A Consultation Call is a compound service request that places the original call on hold and (typically on a separate channel) issues an outbound call to the "consulted" party. Once an active connection is established with the consulted party, the Consultation Call service request completes. Generally, two physical channels are required for a consultation call:one for the held party and one for the consulted party. Figure 3 shows the connection states before a consultation call is issued and after it completes.
Figure 3:Consultation call connection states
- D1 is the consulting device. In Figure 3, D1 is a speech application attached to a local TIM channel resource.
- D2 is the original calling party (device) connected to the MSS system.
- D3 is the consulted party (device), the target party for the transfer or conference.
Before the consultation call is issued, the calling party (D2) is involved in an active call (C1) with the speech application, which is running inside TAS. During the consultation call, the original caller is placed on hold at the consulting device (D1), and a new call (C2) is initiated to the consulted device (D3). After the consultation call is connected, the consultation call service request completes, and the new call (C2) is in an active connected state between the consulting device (D1) and the consulted device (D3).
After a consultation call has been successfully established, the application has three completion options-transfer, conference, and reconnect (as shown in Figure 4).
Figure 4:Supervised transfers and conference calls with CSTA
- TransferCall transfers the held party to the consulted party (supervised transfer).

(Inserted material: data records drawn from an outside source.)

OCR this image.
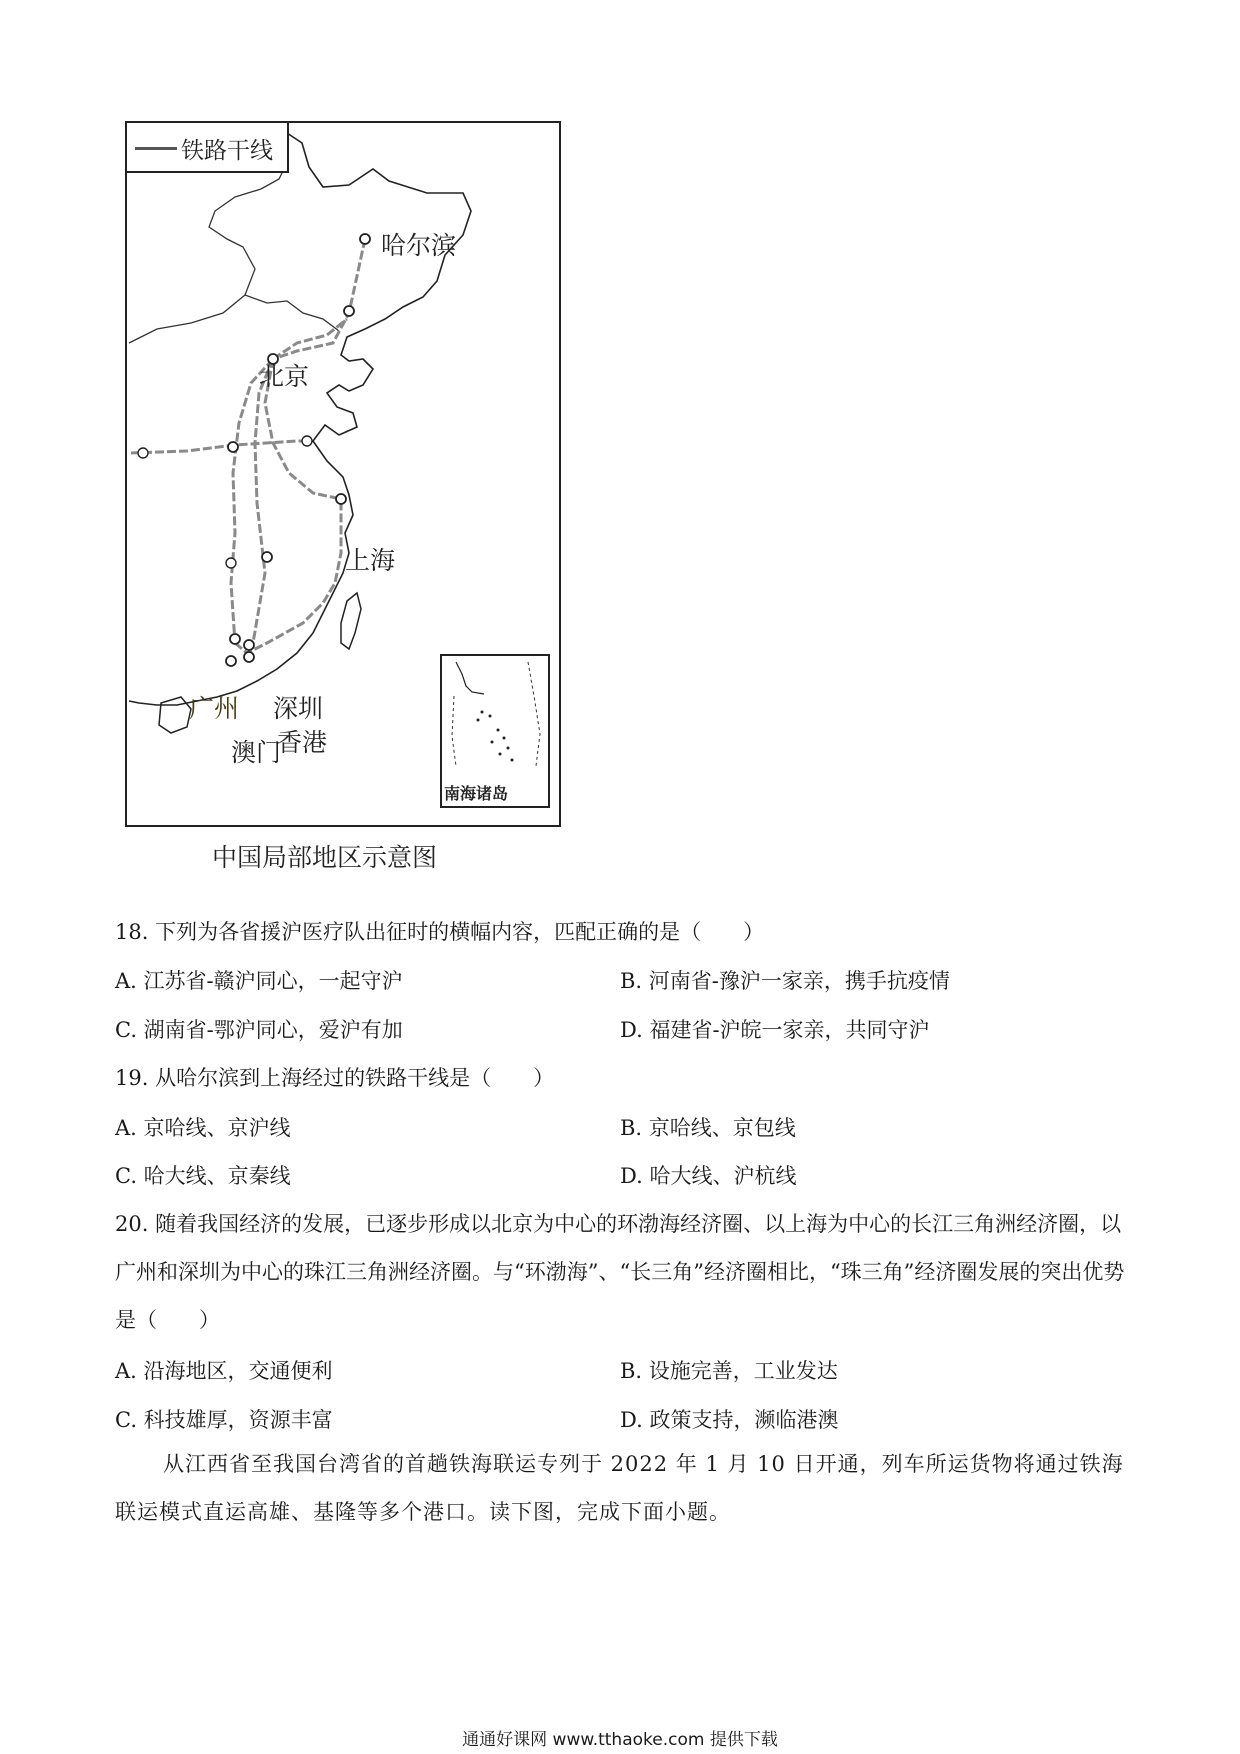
铁路干线
哈尔滨
北京
上海
广州 深圳
香港
澳门
南海诸岛
中国局部地区示意图
18. 下列为各省援沪医疗队出征时的横幅内容，匹配正确的是（　　）
A. 江苏省-赣沪同心，一起守沪	B. 河南省-豫沪一家亲，携手抗疫情
C. 湖南省-鄂沪同心，爱沪有加	D. 福建省-沪皖一家亲，共同守沪
19. 从哈尔滨到上海经过的铁路干线是（　　）
A. 京哈线、京沪线	B. 京哈线、京包线
C. 哈大线、京秦线	D. 哈大线、沪杭线
20. 随着我国经济的发展，已逐步形成以北京为中心的环渤海经济圈、以上海为中心的长江三角洲经济圈，以广州和深圳为中心的珠江三角洲经济圈。与“环渤海”、“长三角”经济圈相比，“珠三角”经济圈发展的突出优势是（　　）
A. 沿海地区，交通便利	B. 设施完善，工业发达
C. 科技雄厚，资源丰富	D. 政策支持，濒临港澳
从江西省至我国台湾省的首趟铁海联运专列于 2022 年 1 月 10 日开通，列车所运货物将通过铁海联运模式直运高雄、基隆等多个港口。读下图，完成下面小题。
通通好课网 www.tthaoke.com 提供下载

- ConferenceCall joins the held party, the consulted party, and the speech application in a three-way conference call. This service is commonly used for virtual assistant-type scenarios.
- ReconnectCall is another compound service that disconnects the consulted party connection and retrieves the held party back into an active state (with the speech application).
Figure 4 also shows that in the case of a Failed Event, a ReconnectCall is also explicitly required to return the held call to an active call state with the speech application. Some TIM implementations may automatically clear the consultation and retrieve the held call in the event of a Failed Event.
For most extended call control functionality, including supervised transfers and conference calls, the CSTA Consultation Call service is crucial, and understanding how it works is imperative for the developer who wants to exploit extended call control.
While an in-depth drill-down on the CSTA messaging flow of extended call control is beyond the scope of this article, look for a forthcoming technical white paper, entitled "Telephony Call Control in Microsoft Speech Server 2004" for details and sample code you can use to start building sophisticated extended call control functionality into your telephony Speech Server-based applications.
Conclusion
By virtue of its support for the Speech Application Language Tags (SALT) specification and its Simple Messaging EXchange (smex) element, telephony call control capabilities in MSS allow a developer to create sophisticated telephony-based speech applications that can exploit both basic call control services, using the included basic call controls, or extended call control services, by creating custom call controls that harness the power of CSTA. For more in-depth information on this topic, look for the "Telephony Call Control in Microsoft Speech Server 2004" white paper, coming to the Microsoft Speech Server Web site in August, 2004.